Even if there are appropriate forums to facilitate collective learning, people often avoid having frank conversations about potentially difficult issues due to the fear of psychologically injuring others, being injured in turn, the shame of being seen as vulnerable or being seen to get things wrong. Moreover, given the primary task of the consortium is to provide expertise on e.g. a range of thematic issues, its members may not feel that are ‘good enough’ to engage given their lack of perceived expertise on e.g. strategy, governance, quality, etc. It thus becomes easier to simply ‘turn a blind eye’, or senior managers may conveniently contract learning to an outside expert to do on their behalf.
To address this, it helps for forums to be resilient and strong. This comes from having a fixed and regular time for meeting, using the same technology (assuming its online), investing resource to meet face to face on a periodic basis, agreeing on confidentiality issues and taking the time required to build up trust. Experienced managers can facilitate such meetings. However, bringing in an external consultant, especially one who is psychodynamically trained, to manage meetings, can help ensure that meetings do not become stuck and bogged down in conflict.
Whoever convenes such a forum marks beginnings and endings, checks in with ‘unauthorised’ absentees and maintains a memory for the group in terms of its history, its members and their interactions. One might be tempted to follow an agenda comprising a long list of questions. But a few items or questions tends to work best. These might include:
What works well in this team/consortium?
What doesn’t work so well?
What if anything might we do differently?
By holding and containing the anxiety that the prospect of learning generates, participants are better able to learn. Over time, they relax and can talk directly to their experiences - allowing those ‘hidden transcripts’ to be heard without judgement.
Information about what might be going on might reside in people’s bodies, through emotions such as pleasure, desire, pain, frustration, anxiety, fear, sadness and grief. While some people might conceal these emotions, they might also act them out in formal meetings, by e.g. being defensive, aggressive, rushing through things, being excessively positive, remaining silent or scapegoating individuals.

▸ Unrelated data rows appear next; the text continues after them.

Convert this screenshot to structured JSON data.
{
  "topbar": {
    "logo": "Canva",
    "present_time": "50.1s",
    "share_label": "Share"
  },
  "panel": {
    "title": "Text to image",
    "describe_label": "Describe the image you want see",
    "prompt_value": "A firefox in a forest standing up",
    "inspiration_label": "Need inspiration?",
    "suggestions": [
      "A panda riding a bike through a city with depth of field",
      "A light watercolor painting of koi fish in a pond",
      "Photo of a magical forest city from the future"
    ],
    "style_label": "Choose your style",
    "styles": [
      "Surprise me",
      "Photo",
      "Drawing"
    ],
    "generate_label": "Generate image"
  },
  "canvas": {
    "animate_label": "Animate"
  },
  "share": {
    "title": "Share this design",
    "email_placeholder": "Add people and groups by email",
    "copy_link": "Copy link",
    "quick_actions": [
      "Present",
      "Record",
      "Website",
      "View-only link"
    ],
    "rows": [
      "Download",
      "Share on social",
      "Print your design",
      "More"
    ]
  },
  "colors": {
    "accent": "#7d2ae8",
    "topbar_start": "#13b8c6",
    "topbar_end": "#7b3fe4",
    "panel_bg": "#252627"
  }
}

As such asking team members to spontaneously produce drawings, pictures and visual representations (such as stakeholder maps) of consortium dynamics can help to consider more tacit knowledge (that we are not aware that we possess) to surface feelings and make sense of them in a safer way. Through free association, such images allow a less self-censored and perhaps more illuminating description of a situation than what words can offer, providing a way into the un- or under-acknowledged dimensions of consortium activity.
There might be a temptation to rush to action and develop solutions quickly. But this is often at the expense of deepening one’s understanding of the situation in question and can lead to sub-optimal interventions. Instead it helps to stay with the trouble which in turn requires a degree of ‘negative capability’. This means being able to tolerate uncertainty for longer, to sit with your and other people’s frustrations, to take the time to think before the group moves to action. But equally, once teams have processed sufficiently, they will need to face real life, asking themselves the questions: what will we do? what will the challenges be and what resistances will arise?
In conclusion, learning together can help people to jointly explore, construct and think about the situation(s) they find themselves in, unlock knowledge that resides amongst them to find and put into practice appropriate solutions and reflect on the consequences of having done so – intended, unintended and unwanted. In a way this is asking the researchers in the consortium to do what they do best - to be curious, not only about e.g. agro-pastoralists in Kenya, or policy processes in Indonesia, but also about e.g. how consortium members relate to one another in pursuing their primary purpose.